Sur le périmètre du CCNE, je veux soulever deux points.

D'abord, le mécanisme de nomination des membres du CCNE, qui était jusqu'à présent défini dans la loi, relèverait désormais d'un décret en Conseil d'État : ce mécanisme permettra de procéder plus facilement à des modifications. J'ai demandé leur avis à des conseillers d'État, lesquels estimaient qu'il s'agissait plutôt d'une mesure de simplification bienvenue.

Ensuite, sur l'extension du périmètre du CCNE au numérique, d'une part, et à l'environnement et à la santé, d'autre part, je vous donne rendez-vous dans deux ans ! Il s'agit d'une question démocratique importante. Après la première FIV, le CCNE a été conçu par François Mitterrand et ses conseillers, qui ont compris que la biologie-santé serait l'un des enjeux majeurs du début du XXIe siècle. Mais il en existe d'autres : l'intelligence artificielle, le numérique... Lors du dernier renouvellement, nous avons fait entrer au sein du CCNE trois membres issus du milieu du numérique.

Si l'on met en place un comité d'éthique du numérique, qui ne s'intéresserait pas seulement aux questions du numérique et de la santé, mais aussi, par exemple, à la voiture autonome et à la reconnaissance faciale, doit-il faire partie du CCNE ou être une entité à part entière ?

Il a été décidé de créer un comité pilote du numérique, sous l'égide du CCNE : il devrait permettre de diffuser un certain nombre de savoir-faire, comme la multidisciplinarité, le partage des valeurs et la construction commune, auprès des intervenants du monde du numérique, mais aussi de nous ouvrir à des idées nouvelles. La recherche dans le numérique se fait pour moitié dans des start-up : nous avons besoin de jeunes dans ce comité ! Leur vision est très différente de celle du CCNE.

J'ai reçu une lettre de mission du Premier ministre fin juillet pour mettre en place ce comité pilote, qui couvrira l'ensemble des questions du numérique et pas seulement celles qui sont relatives à la santé. La première réunion se tiendra le 4 décembre prochain sous l'égide du CCNE : ce comité n'est pas une nouvelle entité administrative. Nous nous donnons un délai de deux ans - c'est la raison pour laquelle je vous ai donné ce rendez-vous - pour réfléchir à la suite.
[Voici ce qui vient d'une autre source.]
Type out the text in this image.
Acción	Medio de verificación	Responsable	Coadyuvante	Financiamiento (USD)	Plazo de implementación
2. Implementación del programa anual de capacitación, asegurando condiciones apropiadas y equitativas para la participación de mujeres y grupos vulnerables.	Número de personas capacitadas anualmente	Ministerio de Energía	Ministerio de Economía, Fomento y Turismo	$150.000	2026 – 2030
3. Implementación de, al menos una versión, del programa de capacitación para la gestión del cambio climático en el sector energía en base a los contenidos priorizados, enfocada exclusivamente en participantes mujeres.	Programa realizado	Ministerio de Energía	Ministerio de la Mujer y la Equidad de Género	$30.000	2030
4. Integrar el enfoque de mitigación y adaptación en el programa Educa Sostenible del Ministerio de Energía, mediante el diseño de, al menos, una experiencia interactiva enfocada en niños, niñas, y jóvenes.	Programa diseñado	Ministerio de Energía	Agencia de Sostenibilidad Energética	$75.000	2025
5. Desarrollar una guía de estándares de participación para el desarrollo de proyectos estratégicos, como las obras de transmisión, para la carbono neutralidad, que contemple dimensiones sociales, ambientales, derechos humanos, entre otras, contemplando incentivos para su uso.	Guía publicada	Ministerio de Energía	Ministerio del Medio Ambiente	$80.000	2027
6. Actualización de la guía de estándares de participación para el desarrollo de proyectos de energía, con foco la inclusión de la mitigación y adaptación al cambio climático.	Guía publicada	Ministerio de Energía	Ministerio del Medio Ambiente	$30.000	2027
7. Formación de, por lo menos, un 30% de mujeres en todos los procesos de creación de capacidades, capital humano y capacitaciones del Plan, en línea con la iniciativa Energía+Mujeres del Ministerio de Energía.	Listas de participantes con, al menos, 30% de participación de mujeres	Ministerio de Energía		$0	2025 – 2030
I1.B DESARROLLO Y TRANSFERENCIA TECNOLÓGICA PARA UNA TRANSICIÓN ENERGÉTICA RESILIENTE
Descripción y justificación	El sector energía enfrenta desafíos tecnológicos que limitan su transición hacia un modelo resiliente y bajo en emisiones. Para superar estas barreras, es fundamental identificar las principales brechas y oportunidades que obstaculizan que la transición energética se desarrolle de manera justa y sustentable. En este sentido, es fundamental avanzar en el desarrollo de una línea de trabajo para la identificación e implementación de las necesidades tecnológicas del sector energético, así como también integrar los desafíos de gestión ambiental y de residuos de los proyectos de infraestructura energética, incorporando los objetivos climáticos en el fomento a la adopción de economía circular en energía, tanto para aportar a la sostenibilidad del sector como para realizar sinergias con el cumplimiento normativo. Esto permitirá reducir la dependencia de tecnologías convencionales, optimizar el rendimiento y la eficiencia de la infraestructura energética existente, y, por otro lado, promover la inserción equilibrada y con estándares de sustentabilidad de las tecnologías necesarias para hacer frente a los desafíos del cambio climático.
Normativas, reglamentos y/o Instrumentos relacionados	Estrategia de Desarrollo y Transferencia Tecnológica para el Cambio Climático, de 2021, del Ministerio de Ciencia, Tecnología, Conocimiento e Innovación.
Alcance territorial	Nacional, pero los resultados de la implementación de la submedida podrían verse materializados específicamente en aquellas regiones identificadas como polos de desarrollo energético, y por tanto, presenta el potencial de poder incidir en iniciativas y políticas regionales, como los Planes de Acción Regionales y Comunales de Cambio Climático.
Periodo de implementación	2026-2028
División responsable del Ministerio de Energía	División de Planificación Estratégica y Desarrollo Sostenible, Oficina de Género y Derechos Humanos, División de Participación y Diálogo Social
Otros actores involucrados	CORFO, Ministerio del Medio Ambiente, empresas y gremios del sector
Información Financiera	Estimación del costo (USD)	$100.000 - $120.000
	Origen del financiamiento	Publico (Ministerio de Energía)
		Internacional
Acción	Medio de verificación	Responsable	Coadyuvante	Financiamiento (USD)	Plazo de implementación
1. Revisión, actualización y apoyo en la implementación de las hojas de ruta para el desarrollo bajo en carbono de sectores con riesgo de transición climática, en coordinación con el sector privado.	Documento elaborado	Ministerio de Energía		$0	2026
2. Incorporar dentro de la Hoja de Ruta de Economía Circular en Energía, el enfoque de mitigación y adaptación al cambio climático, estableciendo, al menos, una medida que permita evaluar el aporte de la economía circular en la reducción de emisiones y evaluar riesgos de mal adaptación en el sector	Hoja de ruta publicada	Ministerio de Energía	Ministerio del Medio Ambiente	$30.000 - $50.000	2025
Soit on en fait une entité autonome - on peut imaginer faire la même démarche pour l'environnement -, ce qui conduit à multiplier le nombre d'organismes ; soit on garde le CCNE, en mettant en place des piliers - sciences de la vie, numérique, environnement - et en organisant des réunions communes, mais il faut alors veiller à ne pas créer un « machin ».

Nous ne voulons pas être une agence : nous souhaitons garder notre autonomie par rapport aux élus et au Gouvernement.